Broadway
Broadway theater pertains to the theatrical performances presented in one of the 39 large professional theaters with 500 seats or more located in the Theatre District, New York (plus one theatre in Lincoln Center) in Manhattan, New York City.
Along with London's West End theatre, Broadway theatre is usually considered to represent the highest level of commercial theatre in the English-speaking world.
The Broadway theatre district is a popular tourist attraction in New York City. According to The Broadway League, Broadway shows sold approximately $937 million worth of tickets in the 2007-08 season.
Brief history
New York (and therefore, the United States of America) did not have a significant theatre presence until about 1750, when actor-managers Walter Murray and Thomas Kean established a resident theater company at the Theatre on Nassau Street, which held about 280 people.
They presented Shakespeare plays and ballad operas such as The Beggar's Opera.
In 1752, William Hallam sent a company of twelve actors from Britain to the colonies with his brother Lewis as their manager.
They established a theater in Williamsburg, Virginia and opened with The Merchant of Venice and The Anatomist.
The company moved to New York in the summer of 1753, performing ballad operas and ballad-farces like Damon and Phillida.
The Revolutionary War suspended theatre in New York, but thereafter theatre resumed, and in 1798, the 2,000-seat Park Theatre was built on Chatham Street (now called Park Row).
The Bowery Theater opened in 1826, followed by others. Blackface minstrel shows, a distinctly American form of entertainment, became popular in the 1830s, and
especially so with the arrival of the Virginia Minstrels in the 1840s.
By the 1840s, P.T. Barnum was operating an entertainment complex in lower Manhattan. In 1829, at Broadway and Prince Street, Niblo's Garden opened and soon became one of
New York's premiere nightspots. The 3,000-seat theater presented all sorts of musical and non-musical entertainments.
The Astor Place Theatre opened in 1847.
Schedule of shows
Although there are now more exceptions than there once were, generally shows with open-ended runs operate on the same schedule, with evening performances Tuesday through Saturday with an 8 p.m. "curtain" and afternoon "matinée" performances on Wednesday, Saturday and Sunday; typically at 2 p.m. on Wednesdays and Saturdays and 3 p.m. on Sundays, making a standard eight performance week.
On this schedule, shows do not play on Monday, and the shows and theatres are said to be "dark" on that day. Actors and crew in these shows tend to regard Sunday evening through Tuesday evening as their "weekend". The Tony Award presentation ceremony is usually held on a Sunday evening in June to fit into this schedule.

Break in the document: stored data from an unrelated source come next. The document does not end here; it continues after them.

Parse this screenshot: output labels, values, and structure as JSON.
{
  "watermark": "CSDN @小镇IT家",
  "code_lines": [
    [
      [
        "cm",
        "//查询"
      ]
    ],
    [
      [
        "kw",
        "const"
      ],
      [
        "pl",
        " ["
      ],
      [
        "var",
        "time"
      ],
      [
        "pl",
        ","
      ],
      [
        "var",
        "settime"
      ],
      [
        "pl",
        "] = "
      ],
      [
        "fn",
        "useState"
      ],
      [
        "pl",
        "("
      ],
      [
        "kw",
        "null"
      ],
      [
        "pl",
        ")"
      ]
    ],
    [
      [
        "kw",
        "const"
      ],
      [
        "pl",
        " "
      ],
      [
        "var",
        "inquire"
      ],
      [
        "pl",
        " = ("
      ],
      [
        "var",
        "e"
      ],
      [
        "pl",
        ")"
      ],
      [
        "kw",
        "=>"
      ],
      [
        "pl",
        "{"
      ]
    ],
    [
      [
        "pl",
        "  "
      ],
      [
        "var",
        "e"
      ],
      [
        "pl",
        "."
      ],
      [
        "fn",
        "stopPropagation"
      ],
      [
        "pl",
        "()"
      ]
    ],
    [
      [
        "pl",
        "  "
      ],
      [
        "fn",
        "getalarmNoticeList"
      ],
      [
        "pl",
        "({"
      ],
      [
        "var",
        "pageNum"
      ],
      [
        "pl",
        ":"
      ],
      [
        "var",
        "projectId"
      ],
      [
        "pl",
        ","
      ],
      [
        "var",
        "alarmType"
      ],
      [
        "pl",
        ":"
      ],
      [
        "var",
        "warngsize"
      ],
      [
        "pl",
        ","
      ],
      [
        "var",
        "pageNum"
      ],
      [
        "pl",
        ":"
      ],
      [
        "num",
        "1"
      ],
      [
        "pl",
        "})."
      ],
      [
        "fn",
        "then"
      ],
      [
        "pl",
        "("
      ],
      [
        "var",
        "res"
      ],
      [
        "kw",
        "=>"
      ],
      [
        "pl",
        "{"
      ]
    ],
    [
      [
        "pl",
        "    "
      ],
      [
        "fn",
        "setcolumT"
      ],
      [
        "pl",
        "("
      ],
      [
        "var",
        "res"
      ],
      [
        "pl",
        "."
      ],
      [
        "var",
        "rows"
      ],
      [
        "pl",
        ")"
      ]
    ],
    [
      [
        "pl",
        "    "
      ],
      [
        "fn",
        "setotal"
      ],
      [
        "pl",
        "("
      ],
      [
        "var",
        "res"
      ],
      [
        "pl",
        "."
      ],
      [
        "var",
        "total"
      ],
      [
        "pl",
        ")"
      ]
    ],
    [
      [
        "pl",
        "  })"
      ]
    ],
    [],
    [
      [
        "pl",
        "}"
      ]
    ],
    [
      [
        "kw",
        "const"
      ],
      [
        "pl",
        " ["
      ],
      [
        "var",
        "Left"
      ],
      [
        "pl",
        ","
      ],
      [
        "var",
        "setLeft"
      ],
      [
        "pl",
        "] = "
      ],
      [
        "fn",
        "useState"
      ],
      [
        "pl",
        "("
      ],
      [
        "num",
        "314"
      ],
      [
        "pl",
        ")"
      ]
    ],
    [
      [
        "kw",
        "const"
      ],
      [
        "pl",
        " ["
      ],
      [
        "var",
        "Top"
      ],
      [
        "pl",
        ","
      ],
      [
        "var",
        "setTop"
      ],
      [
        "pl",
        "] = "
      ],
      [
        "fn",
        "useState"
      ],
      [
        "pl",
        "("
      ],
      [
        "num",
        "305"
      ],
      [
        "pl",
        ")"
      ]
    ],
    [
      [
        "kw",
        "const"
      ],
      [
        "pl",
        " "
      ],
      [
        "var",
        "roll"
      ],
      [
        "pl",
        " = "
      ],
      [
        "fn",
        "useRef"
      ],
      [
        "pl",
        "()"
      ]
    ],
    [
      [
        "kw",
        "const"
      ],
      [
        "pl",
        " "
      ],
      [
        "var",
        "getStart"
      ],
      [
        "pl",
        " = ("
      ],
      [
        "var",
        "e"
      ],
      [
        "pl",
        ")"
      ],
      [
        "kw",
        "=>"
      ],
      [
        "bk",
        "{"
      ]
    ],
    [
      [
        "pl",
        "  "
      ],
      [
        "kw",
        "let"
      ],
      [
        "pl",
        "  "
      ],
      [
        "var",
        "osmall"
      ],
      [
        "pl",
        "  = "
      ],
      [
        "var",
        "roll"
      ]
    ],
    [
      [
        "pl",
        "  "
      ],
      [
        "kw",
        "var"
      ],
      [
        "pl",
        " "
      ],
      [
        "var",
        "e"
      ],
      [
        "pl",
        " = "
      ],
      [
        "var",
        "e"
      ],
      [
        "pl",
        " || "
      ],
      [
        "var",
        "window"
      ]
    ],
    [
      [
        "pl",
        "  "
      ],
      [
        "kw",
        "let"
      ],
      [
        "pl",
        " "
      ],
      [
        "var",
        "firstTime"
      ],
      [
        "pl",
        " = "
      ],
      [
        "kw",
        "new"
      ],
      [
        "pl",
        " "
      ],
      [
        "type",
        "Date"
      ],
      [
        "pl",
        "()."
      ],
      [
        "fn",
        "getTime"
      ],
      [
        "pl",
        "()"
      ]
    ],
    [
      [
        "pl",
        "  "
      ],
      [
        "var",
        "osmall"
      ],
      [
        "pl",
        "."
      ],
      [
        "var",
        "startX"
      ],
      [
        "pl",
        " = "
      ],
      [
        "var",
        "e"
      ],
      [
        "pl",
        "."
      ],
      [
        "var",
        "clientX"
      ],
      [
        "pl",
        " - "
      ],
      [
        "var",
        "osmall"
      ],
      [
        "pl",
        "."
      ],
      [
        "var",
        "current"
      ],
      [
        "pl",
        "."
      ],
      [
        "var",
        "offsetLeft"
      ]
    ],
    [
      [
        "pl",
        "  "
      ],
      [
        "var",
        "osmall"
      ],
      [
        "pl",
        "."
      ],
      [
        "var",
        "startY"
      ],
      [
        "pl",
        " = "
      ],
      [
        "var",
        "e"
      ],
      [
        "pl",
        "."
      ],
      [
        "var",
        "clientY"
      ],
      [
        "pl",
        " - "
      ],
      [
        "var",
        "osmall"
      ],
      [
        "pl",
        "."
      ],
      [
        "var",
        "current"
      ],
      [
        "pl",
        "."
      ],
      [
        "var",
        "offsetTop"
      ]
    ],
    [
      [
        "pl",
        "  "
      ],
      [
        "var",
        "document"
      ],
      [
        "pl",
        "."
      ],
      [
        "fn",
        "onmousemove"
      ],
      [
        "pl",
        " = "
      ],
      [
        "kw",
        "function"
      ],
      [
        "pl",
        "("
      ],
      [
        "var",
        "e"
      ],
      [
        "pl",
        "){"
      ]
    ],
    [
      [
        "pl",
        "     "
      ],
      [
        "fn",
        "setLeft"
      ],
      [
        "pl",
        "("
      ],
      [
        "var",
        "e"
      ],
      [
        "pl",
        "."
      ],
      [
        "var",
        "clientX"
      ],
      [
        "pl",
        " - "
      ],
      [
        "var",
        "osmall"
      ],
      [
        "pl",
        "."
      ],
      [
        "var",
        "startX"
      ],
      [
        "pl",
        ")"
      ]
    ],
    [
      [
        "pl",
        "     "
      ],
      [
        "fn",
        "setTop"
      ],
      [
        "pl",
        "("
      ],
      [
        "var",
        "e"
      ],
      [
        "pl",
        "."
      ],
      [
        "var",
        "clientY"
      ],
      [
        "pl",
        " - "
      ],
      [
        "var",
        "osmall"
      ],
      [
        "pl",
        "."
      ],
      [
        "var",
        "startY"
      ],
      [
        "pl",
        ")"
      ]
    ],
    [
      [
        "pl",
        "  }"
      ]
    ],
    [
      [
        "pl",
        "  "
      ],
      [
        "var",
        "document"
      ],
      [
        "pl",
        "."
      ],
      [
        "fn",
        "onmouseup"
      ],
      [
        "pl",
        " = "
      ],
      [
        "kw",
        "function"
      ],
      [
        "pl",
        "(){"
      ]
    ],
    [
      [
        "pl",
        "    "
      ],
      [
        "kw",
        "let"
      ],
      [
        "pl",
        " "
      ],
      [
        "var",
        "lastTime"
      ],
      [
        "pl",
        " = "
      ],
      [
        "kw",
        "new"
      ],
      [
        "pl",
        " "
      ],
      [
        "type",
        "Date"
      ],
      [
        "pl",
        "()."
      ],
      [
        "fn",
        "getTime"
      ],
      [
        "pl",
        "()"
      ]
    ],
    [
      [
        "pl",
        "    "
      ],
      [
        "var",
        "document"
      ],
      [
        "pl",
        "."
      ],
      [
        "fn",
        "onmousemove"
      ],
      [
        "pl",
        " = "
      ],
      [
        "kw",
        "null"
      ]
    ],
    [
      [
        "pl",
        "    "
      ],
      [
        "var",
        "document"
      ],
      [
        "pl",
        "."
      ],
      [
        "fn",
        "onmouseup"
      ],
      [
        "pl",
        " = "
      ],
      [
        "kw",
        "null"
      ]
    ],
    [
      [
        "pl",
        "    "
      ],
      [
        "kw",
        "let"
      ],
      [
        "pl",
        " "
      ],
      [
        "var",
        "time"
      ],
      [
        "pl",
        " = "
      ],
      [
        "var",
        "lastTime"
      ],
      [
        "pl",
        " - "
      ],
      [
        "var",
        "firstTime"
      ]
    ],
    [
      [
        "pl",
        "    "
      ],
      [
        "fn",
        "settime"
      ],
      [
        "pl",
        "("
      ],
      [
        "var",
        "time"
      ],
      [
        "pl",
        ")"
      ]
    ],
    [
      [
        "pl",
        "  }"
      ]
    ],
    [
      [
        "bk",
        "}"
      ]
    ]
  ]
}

In recent years, many shows have moved their Tuesday show time an hour earlier to 7 p.m.
The rationale for the move was that fewer tourists took in shows midweek, so the Tuesday crowd in particular depends on local audience members.
The earlier curtain therefore allows suburban patrons time after a show to get home by a reasonable hour.
Some shows, especially those produced by Disney, change their performance schedules fairly frequently, depending on the season, in order to maximize access to their targeted audience.
Participants
Both musicals and stage plays on Broadway often rely on casting well-known performers in leading roles to draw larger audiences or bring in new audience members to the theatre.
Actors from movies and television are frequently cast for the revivals of Broadway shows or are used to replace actors leaving a cast.
There are still, however, performers who are primarily stage actors, spending most of their time "on the boards", and appearing in television and in screen roles only secondarily.
In the past, stage actors had a somewhat superior attitude towards other kinds of live performances, such as vaudeville and burlesque, which were felt to be tawdry, commercial and lowbrow —they considered their own craft to be a higher and more artistic calling.
Almost all of the people involved with a Broadway show at every level are represented by unions or other protective, professional or trade organization.